Governo lança novo Plano Clima, que traz estratégias voltadas às mulheres

Pela primeira vez, a política incorpora a questão de gênero como eixo central para enfrentar a crise ambiental e garantir autonomia econômica até 2035

Gov.br/ Gabriela Mutti
O plano estabelece cinco finalidades centrais entre autonomia financeira e participação política. Foto: Gov.br/ Gabriela Mutti

O Governo Federal lançou nesta segunda-feira, 16, o novo Plano Nacional sobre Mudança do Clima – Plano Clima, que guiará as ações do país até 2035. O diferencial desta edição é a Estratégia Mulheres e Clima, política inédita que incorpora a perspectiva de gênero nas decisões voltadas à crise climática.

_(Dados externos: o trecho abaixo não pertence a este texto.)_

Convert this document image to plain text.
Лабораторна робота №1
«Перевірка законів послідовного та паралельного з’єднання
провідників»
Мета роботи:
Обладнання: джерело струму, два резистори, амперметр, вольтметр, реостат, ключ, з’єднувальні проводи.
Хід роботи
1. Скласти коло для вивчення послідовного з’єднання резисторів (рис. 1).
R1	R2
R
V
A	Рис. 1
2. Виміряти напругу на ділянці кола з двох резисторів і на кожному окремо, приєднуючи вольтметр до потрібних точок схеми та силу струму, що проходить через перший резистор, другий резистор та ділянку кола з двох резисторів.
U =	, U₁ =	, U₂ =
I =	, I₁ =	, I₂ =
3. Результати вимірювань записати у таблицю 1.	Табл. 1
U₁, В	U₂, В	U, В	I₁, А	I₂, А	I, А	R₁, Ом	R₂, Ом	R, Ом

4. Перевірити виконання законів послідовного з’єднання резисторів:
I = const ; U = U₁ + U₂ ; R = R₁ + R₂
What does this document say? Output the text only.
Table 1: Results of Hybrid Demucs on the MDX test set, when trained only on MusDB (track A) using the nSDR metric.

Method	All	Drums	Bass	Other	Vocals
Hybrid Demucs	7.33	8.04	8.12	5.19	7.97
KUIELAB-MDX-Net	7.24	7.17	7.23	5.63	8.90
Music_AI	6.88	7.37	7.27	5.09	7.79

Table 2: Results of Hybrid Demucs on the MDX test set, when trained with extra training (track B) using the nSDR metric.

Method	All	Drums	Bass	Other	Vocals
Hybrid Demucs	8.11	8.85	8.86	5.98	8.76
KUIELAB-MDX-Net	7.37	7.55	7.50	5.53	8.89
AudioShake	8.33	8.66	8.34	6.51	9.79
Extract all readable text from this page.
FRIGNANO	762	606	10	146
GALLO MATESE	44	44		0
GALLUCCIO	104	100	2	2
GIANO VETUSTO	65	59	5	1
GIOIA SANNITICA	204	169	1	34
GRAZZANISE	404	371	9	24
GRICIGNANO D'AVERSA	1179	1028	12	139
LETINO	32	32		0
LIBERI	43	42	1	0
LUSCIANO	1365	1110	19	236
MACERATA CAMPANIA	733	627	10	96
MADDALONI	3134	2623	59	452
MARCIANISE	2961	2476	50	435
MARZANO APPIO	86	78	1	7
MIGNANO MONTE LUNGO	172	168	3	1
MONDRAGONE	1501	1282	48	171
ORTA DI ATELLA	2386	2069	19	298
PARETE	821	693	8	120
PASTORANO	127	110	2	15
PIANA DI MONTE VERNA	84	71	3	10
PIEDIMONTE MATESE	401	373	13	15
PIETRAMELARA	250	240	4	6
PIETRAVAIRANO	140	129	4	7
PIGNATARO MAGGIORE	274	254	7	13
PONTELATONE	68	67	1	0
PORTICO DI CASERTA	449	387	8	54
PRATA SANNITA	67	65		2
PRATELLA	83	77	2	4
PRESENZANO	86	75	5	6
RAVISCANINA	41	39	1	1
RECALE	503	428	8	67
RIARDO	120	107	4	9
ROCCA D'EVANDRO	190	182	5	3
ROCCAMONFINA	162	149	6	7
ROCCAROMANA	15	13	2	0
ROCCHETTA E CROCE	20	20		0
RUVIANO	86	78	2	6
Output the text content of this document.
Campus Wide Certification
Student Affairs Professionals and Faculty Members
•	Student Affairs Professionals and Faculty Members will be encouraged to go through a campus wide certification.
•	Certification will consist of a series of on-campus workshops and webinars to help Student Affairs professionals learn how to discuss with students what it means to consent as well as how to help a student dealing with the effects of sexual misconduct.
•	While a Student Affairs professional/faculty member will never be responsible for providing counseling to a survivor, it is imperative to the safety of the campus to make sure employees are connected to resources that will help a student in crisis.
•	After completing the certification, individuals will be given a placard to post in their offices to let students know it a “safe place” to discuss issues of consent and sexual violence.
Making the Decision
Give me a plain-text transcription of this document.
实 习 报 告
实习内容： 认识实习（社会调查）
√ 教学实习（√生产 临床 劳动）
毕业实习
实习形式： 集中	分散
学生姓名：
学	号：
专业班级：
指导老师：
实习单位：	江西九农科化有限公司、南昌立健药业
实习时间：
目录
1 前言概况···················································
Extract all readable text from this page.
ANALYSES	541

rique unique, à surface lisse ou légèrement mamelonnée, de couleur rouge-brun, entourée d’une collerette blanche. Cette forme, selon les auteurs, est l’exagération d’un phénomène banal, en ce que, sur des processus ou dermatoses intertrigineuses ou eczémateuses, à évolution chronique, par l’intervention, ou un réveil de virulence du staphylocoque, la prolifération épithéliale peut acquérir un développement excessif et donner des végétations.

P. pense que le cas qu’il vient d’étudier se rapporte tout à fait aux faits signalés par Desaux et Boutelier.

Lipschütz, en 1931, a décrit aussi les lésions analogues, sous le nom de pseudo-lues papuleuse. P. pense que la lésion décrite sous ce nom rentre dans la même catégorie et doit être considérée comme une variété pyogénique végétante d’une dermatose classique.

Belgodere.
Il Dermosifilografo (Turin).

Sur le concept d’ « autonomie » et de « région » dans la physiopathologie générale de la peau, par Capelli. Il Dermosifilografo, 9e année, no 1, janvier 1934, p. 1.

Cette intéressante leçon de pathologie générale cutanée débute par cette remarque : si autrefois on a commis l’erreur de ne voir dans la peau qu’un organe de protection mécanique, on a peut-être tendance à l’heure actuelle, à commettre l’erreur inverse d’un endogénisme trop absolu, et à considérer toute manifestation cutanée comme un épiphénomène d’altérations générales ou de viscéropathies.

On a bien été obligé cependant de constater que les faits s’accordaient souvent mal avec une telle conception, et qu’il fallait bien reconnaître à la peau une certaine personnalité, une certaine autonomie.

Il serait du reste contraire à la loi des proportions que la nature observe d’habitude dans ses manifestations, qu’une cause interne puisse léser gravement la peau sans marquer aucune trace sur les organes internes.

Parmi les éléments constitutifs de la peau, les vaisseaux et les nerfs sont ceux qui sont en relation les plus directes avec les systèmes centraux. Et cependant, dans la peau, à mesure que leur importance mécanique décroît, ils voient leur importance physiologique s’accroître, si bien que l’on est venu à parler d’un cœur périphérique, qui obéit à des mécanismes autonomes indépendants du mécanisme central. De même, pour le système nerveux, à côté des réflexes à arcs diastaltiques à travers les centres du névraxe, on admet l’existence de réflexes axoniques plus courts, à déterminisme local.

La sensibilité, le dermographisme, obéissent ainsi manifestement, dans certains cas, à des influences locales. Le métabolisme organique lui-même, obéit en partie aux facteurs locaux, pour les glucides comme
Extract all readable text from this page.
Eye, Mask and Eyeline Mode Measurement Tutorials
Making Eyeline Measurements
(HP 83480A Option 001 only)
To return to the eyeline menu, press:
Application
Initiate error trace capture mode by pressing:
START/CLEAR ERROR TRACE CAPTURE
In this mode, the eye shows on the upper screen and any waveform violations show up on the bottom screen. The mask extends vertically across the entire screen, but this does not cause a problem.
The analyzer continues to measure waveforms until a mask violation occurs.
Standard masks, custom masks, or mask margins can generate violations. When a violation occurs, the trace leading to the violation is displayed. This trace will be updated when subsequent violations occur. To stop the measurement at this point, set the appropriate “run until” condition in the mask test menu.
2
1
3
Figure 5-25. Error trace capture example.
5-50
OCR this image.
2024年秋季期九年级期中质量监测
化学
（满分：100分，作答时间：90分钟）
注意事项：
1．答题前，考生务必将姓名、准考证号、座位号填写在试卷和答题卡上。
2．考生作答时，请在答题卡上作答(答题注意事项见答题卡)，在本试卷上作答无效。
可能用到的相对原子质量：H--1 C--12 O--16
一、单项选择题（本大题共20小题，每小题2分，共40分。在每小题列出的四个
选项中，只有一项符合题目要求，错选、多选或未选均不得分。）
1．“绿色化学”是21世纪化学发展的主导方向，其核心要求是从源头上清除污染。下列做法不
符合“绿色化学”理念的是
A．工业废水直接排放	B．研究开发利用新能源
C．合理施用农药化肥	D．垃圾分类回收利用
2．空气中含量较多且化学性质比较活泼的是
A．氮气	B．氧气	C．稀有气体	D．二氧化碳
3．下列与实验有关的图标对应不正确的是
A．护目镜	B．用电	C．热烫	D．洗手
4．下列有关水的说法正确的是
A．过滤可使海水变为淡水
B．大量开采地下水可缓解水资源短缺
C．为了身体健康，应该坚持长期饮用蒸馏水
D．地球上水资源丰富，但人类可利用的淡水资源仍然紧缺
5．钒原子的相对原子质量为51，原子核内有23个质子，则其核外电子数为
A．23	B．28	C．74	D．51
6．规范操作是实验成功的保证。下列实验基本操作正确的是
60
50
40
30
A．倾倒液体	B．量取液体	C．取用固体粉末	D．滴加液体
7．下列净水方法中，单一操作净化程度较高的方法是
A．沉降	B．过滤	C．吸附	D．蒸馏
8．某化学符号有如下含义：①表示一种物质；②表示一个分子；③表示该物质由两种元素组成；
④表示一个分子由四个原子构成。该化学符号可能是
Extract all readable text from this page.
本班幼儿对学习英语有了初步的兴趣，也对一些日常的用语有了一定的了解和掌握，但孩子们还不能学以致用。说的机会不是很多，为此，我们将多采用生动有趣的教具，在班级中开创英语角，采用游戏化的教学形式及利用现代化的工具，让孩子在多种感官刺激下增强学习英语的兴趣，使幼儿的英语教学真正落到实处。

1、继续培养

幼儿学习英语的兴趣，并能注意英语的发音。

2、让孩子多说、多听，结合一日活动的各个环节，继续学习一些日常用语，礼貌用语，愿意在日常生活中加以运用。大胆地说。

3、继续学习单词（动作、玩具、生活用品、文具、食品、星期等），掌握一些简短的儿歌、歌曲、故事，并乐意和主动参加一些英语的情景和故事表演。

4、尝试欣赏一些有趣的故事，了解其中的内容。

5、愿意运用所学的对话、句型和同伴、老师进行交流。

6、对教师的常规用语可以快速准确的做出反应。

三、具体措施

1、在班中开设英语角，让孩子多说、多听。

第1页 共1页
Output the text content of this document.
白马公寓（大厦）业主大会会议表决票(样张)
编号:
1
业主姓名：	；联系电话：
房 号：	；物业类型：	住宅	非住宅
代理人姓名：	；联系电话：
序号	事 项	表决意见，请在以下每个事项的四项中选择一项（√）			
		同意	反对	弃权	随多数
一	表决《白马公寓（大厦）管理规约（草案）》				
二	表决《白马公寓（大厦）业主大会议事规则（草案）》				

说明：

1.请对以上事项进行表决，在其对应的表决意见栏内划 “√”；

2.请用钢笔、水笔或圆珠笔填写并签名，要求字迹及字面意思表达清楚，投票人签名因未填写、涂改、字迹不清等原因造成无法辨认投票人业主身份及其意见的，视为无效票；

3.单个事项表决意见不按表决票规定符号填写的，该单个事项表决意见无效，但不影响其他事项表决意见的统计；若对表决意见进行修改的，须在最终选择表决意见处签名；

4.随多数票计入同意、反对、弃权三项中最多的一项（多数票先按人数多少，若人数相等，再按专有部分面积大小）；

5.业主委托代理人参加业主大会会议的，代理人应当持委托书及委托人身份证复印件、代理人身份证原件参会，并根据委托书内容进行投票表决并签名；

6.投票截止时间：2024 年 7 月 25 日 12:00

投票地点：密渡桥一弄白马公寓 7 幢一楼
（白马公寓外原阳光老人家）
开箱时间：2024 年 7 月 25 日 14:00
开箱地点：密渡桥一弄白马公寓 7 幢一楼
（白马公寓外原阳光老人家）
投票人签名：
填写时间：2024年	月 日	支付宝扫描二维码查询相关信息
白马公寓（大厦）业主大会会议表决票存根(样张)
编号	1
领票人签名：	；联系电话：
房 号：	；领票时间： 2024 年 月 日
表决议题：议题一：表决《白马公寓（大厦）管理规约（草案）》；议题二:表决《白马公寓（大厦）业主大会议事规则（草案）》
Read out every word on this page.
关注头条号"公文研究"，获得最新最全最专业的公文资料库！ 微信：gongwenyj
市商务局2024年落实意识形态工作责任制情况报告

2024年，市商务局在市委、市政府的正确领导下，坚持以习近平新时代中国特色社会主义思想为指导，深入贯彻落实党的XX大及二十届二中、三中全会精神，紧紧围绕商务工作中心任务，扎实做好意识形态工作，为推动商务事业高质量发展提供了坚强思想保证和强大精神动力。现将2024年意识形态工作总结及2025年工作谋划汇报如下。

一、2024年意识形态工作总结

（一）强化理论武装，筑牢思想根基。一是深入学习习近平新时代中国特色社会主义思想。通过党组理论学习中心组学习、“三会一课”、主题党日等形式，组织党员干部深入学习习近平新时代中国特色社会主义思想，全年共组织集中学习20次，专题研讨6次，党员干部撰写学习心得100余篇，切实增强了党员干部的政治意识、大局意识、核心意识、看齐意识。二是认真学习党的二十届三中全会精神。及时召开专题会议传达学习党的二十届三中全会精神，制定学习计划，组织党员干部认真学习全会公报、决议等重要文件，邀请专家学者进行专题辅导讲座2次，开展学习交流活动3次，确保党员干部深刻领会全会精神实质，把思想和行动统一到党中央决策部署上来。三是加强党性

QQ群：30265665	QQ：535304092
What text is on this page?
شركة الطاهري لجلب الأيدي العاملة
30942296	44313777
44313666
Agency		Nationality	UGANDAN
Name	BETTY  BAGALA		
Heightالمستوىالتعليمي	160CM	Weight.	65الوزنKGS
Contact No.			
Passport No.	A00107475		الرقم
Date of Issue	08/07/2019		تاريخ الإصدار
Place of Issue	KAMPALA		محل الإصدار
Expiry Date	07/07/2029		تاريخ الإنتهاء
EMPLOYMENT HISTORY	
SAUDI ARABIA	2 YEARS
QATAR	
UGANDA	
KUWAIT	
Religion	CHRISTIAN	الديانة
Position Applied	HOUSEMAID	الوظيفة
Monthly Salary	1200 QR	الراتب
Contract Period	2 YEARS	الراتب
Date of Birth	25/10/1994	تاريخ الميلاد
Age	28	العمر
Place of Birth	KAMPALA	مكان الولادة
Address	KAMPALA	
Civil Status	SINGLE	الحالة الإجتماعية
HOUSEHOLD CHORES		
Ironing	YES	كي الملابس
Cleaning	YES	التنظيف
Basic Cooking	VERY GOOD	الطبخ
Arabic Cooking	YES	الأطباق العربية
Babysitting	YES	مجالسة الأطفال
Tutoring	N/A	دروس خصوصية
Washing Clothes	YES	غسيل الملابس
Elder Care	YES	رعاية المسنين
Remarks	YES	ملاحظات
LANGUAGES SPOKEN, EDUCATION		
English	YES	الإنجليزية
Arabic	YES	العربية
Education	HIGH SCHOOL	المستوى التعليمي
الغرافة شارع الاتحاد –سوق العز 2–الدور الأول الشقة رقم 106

A iniciativa, do Ministério das Mulheres, reconhece que a crise não atinge a todos de forma igual e que são as mulheres que, frequentemente, estão na linha de frente da insegurança alimentar, da sobrecarga do trabalho de cuidado e de perdas financeiras em contextos de desastres naturais.

O plano estabelece cinco finalidades centrais. Entre eles, está o acesso a financiamentos climáticos focados em gênero e a priorização do protagonismo feminino nas metas nacionais de emissões (NDC), orientando gestores públicos a formularem políticas que contemplem gênero, raça e justiça social. 

Além disso, também será implementado o apoio a órgãos federais na incorporação da perspectiva de gênero em políticas climáticas e o Brasil passará a alinhar suas ações ao Plano de Ação de Gênero da ONU (UNFCCC). 

Os seis pilares do Plano

Entre os enfoques da política estão os seguintes objetivos: 

  • Fortalecer a renda e autonomia financeira diante de desastres e eventos extremos
  • Garantir acesso à terra, território, água e alimento
  • Prevenir e enfrentar violências de gênero intensificadas por contextos de crises climáticas
  • Promover a participação das mulheres em espaços de decisão política
  • Fortalecer redes de saúde e assistência voltadas às mulheres
  • Facilitar o acesso a recursos para projetos 

“Por todas as mulheres que estão na linha de frente da crise climática: as pescadoras e marisqueiras, as catadoras de materiais recicláveis, as mulheres das águas, dos campos e das florestas. Mulheres que estão cuidando das florestas deste país, das agricultoras familiares que produzem, colhem e protegem a natureza diariamente. Por isso, reafirmo: só haverá justiça climática se houver justiça de gênero”, ressaltou a ministra das Mulheres, Márcia Lopes.

Plano Clima

A elaboração do Plano Clima durou três anos e contou com a participação de 25 ministérios, além de consultas públicas e plenárias. “Quando atacamos as causas da mudança do clima e reduzimos as vulnerabilidades de nosso país a seus efeitos, protegemos a água, a saúde, a moradia, a produção de alimentos, as atividades produtivas e a dignidade das pessoas.”, pontuou a ministra do Meio Ambiente e Mudança do Clima, Marina Silva.

O documento foi pautado para o cumprimento das metas feitas no Acordo de Paris de redução de emissões e adaptação dos ecossistemas – naturais e humanos – aos impactos da mudança climática.